Inflation-adjusted limits for contributions to health savings accounts and high deductible health plans for the coming year were just announced. According to the announcement, eligible individuals with self-only HDHP coverage will be able to contribute $3,600 to their HSA in 2021, an increase of $50 from 2020. Those with family coverage will be able to contribute $7,200 in 2021 and those who are 55 years of age or older will be able to make an additional “catch-up” contribution of $1,000 to their HSA.
While minimum deductibles for HDHPs will remain the same for 2021 plan years at $1,400 for self-only coverage and $2,800 for family coverage, the maximum limits for out-of-pocket expenses will increase to $7,000 for individual coverage and $14,000 for family coverage.
With nearly 40 million workers laid off or furloughed as a result of the Coronavirus, many organizations have urged Congress to expand COBRA coverage. Most of their concerns are focused on encouraging Congress to subsidize COBRA premiums for these workers so that existing health conditions will not get worse because care is delayed.
To date, the Department of Labor and the IRS have extended the time period workers have to decide to enroll in COBRA. With the President’s order setting the end of the national emergency for COVID-19 at June 29th, individuals would have until August 28th to enroll in COBRA. DOL and IRS have also given workers 30 days beyond the end of the national emergency to pay their COBRA premiums for March, April, May and June. Should the Administration decide to extend the national emergency, these timelines would be adjusted accordingly.

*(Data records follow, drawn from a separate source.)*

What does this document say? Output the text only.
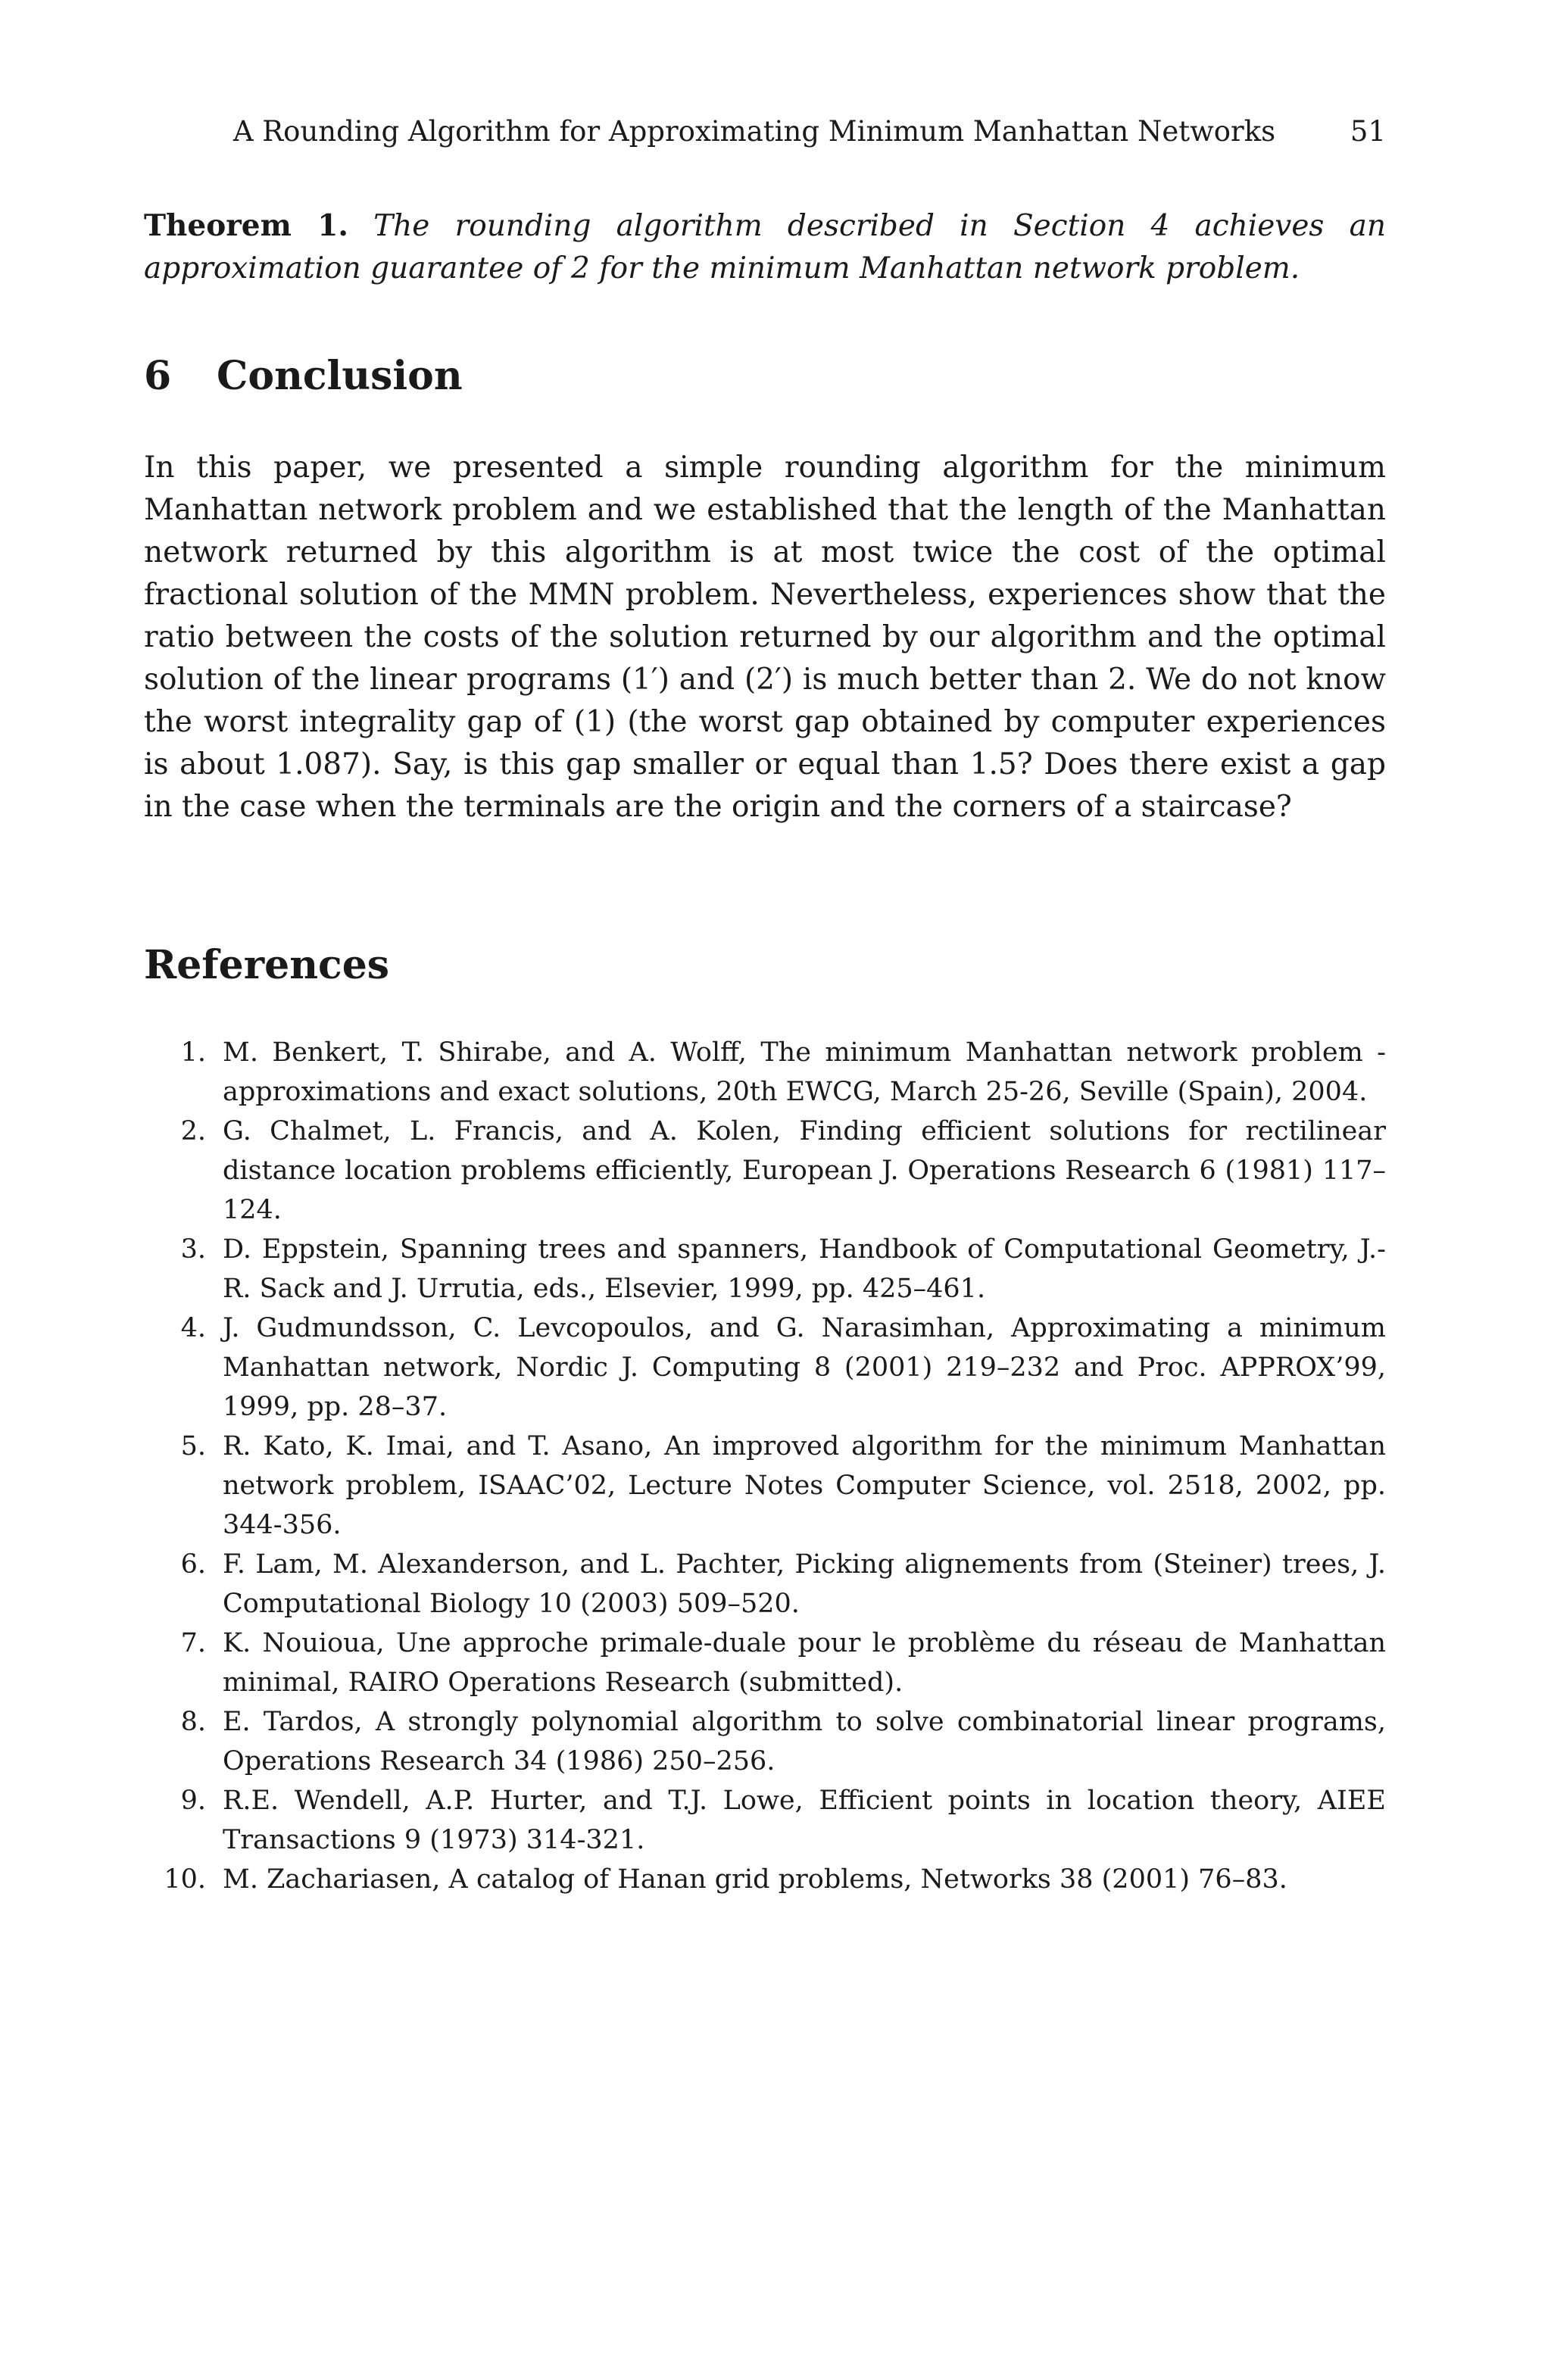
A Rounding Algorithm for Approximating Minimum Manhattan Networks	51

Theorem 1. The rounding algorithm described in Section 4 achieves an approximation guarantee of 2 for the minimum Manhattan network problem.

6	Conclusion

In this paper, we presented a simple rounding algorithm for the minimum Manhattan network problem and we established that the length of the Manhattan network returned by this algorithm is at most twice the cost of the optimal fractional solution of the MMN problem. Nevertheless, experiences show that the ratio between the costs of the solution returned by our algorithm and the optimal solution of the linear programs (1′) and (2′) is much better than 2. We do not know the worst integrality gap of (1) (the worst gap obtained by computer experiences is about 1.087). Say, is this gap smaller or equal than 1.5? Does there exist a gap in the case when the terminals are the origin and the corners of a staircase?

References
1. M. Benkert, T. Shirabe, and A. Wolff, The minimum Manhattan network problem - approximations and exact solutions, 20th EWCG, March 25-26, Seville (Spain), 2004.
2. G. Chalmet, L. Francis, and A. Kolen, Finding efficient solutions for rectilinear distance location problems efficiently, European J. Operations Research 6 (1981) 117–124.
3. D. Eppstein, Spanning trees and spanners, Handbook of Computational Geometry, J.-R. Sack and J. Urrutia, eds., Elsevier, 1999, pp. 425–461.
4. J. Gudmundsson, C. Levcopoulos, and G. Narasimhan, Approximating a minimum Manhattan network, Nordic J. Computing 8 (2001) 219–232 and Proc. APPROX’99, 1999, pp. 28–37.
5. R. Kato, K. Imai, and T. Asano, An improved algorithm for the minimum Manhattan network problem, ISAAC’02, Lecture Notes Computer Science, vol. 2518, 2002, pp. 344-356.
6. F. Lam, M. Alexanderson, and L. Pachter, Picking alignements from (Steiner) trees, J. Computational Biology 10 (2003) 509–520.
7. K. Nouioua, Une approche primale-duale pour le problème du réseau de Manhattan minimal, RAIRO Operations Research (submitted).
8. E. Tardos, A strongly polynomial algorithm to solve combinatorial linear programs, Operations Research 34 (1986) 250–256.
9. R.E. Wendell, A.P. Hurter, and T.J. Lowe, Efficient points in location theory, AIEE Transactions 9 (1973) 314-321.
10. M. Zachariasen, A catalog of Hanan grid problems, Networks 38 (2001) 76–83.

America’s Health Insurance Plans, a national trade association whose member companies provide insurance coverage and health-related services to consumers and businesses, has released a study revealing the breakdown of today’s healthcare premium dollar, as follows:
23.3 cents of every premium dollar is used for prescription drugs
22.2 cents cover the cost of physician services
20.2 cents are used to pay for office and clinic visits
16.1 cents are used to cover hospital stays
13.5 cents are applied to care management, administrative expenses, business expenses, provider management and other fees
4.7 cents of every dollar go to taxes, and…
AHIP reports that on average, 2.3 cents of every premium dollar make it to the bottom line as net profit.